So sehen die Kosten für deine Transaktionen für Buchungen aus
Wenn du beleglose Buchungen vornehmen willst, dann kannst du je nach Tarif auf einen Grundstock von kostenlosen Transaktionen zurückgreifen. Die sind wie folgt verteilt:
| Tarif | Kostenlose Buchungen pro Monat | Preis pro zusätzliche Buchung |
|---|
| FYRST Base | 50 | 0,19 € |
| FYRST Complete | 75 | 0,08 € |
| FYRST Premium | 0 | 0,04 € |
Im direkten Vergleich bewegt FYRST sich damit im unteren Mittelfeld. Das Geschäftskonto liefert mehr, als z. B. die Postbank, die überhaupt keine kostenlosen Buchungen mitbringt. Mit N26 oder Finom mit ihren unbegrenzt vielen kostenlosen Transaktionen kann FYRST dagegen nicht mithalten. Auch Anbieter wie Kontist und Qonto bieten unbegrenzt Buchungen – wenn auch nur in den teureren Tarifen.
Unverständlich ist außerdem, warum gerade im größten Premium-Paket überhaupt kein Inklusivvolumen enthalten ist.
Beleghafte Überweisungen kosten bei FYRST zwischen 4,00 € in COMPLETE und PREMIUM und 5,00 € in BASE, Daueraufträge und Kontoauszüge (wenn du sie online abholst) sind kostenlos.
FYRST ist damit einer von zwei Anbietern im Vergleich, die überhaupt beleghafte Überweisungen anbieten; ist aber teurer als die Postbank, mit Kosten von 1,50 € bis 2,00 € pro Buchung.
Bezahle unterwegs mit Google und Apple Pay
Du bist gerade auf Geschäftsreise und möchtest nicht deine Karte zücken? Dann nutze die FYRST App und verbinde sie mit den Zahlungsanbietern Apple Pay und Google Pay. So bezahlst du unterwegs jederzeit ganz bequem und kontaktlos.
(Teilweise) kostenlos Bargeld abheben
Wenn du deine Geschäfte mit Bargeld abwickelst, dann geht das mit FYRST ebenfalls. Dir steht innerhalb und außerhalb des EU-Inlandes ein Tageslimit von 1.000 € für Bargelauszahlungen mit deiner Giro- oder Debitkarte zur Verfügung.
An Bankautomaten der Cashgroup zahlst du für deine Abhebungen erfreulicherweise nichts.

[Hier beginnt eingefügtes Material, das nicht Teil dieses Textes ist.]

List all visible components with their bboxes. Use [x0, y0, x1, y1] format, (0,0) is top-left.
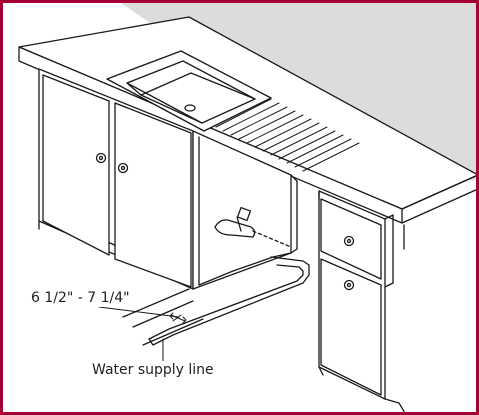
drawer-bottom — [320, 258, 382, 396]
sink-drain — [184, 104, 196, 112]
water-supply-line-label: Water supply line — [90, 361, 216, 379]
gap-measurement-arrow — [98, 306, 187, 324]
door-knobs — [95, 152, 129, 174]
floor-lines — [122, 288, 204, 346]
sink-cabinet — [38, 68, 194, 290]
cabinet-door-left — [42, 74, 110, 256]
drainboard-grooves — [215, 98, 360, 172]
drawer-knobs — [343, 235, 355, 291]
drawer-cabinet — [318, 190, 406, 412]
kitchen-installation-diagram — [18, 3, 476, 412]
cabinet-door-right — [114, 102, 192, 288]
gap-measurement-label: 6 1/2" - 7 1/4" — [29, 289, 132, 307]
shutoff-valve-icon — [214, 206, 292, 248]
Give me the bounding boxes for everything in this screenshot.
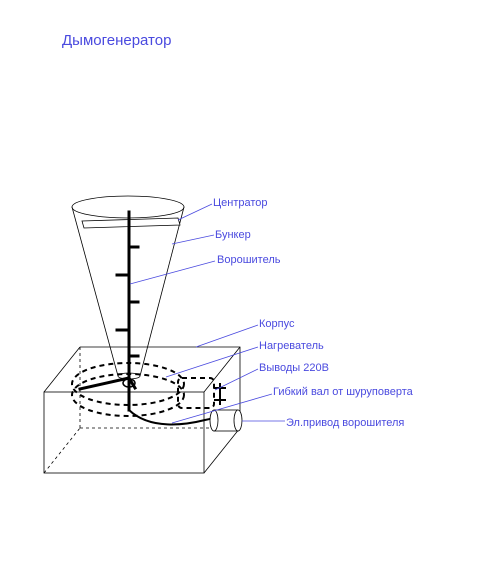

Zur Cashgroup gehören die Deutsche Bank, die Commerzbank und die Hypovereinsbank, sowie alle dazugehörigen Tochterunternehmen. Das sind zum Beispiel Comdirect oder die Norisbank.
Erwischst du hingegen einen Fremdanbieter, kann es teuer werden: Hier zahlst du eine Abhebegebühr von 1 % (mindestens 5,99 €).
Im EU- bzw. Euroausland gelten immer Abhebegebühren. Hier werden mit der Debitkarte ebenfalls 1 % des Auszahlungsbetrags bzw. mindestens 5,99 € fällig.
Bargeldeinzahlungen sind möglich, aber kosten dich etwas
Was die Einzahlung von Bargeld betrifft, da ist FYRST tatsächlich relativ günstig. Du bezahlst zwischen 2,50 € und 3,00 € pro angefangene 5.000 €. Damit ist FYRST zum einen einer der wenigen Anbieter, die in diesem Vergleich Einzahlungen überhaupt anbieten. Zum anderen ist FYRST mit diesen Konditionen günstiger bzw. gleichauf mit dem Angebot der Postbank.
Das ergibt auch Sinn, da beide (FYRST und die Postbank) zum gleichen Mutterkonzern gehören. Entsprechend kannst du auch bei der Postbank bzw. Automaten der Postbank deine Barbeträge einzahlen.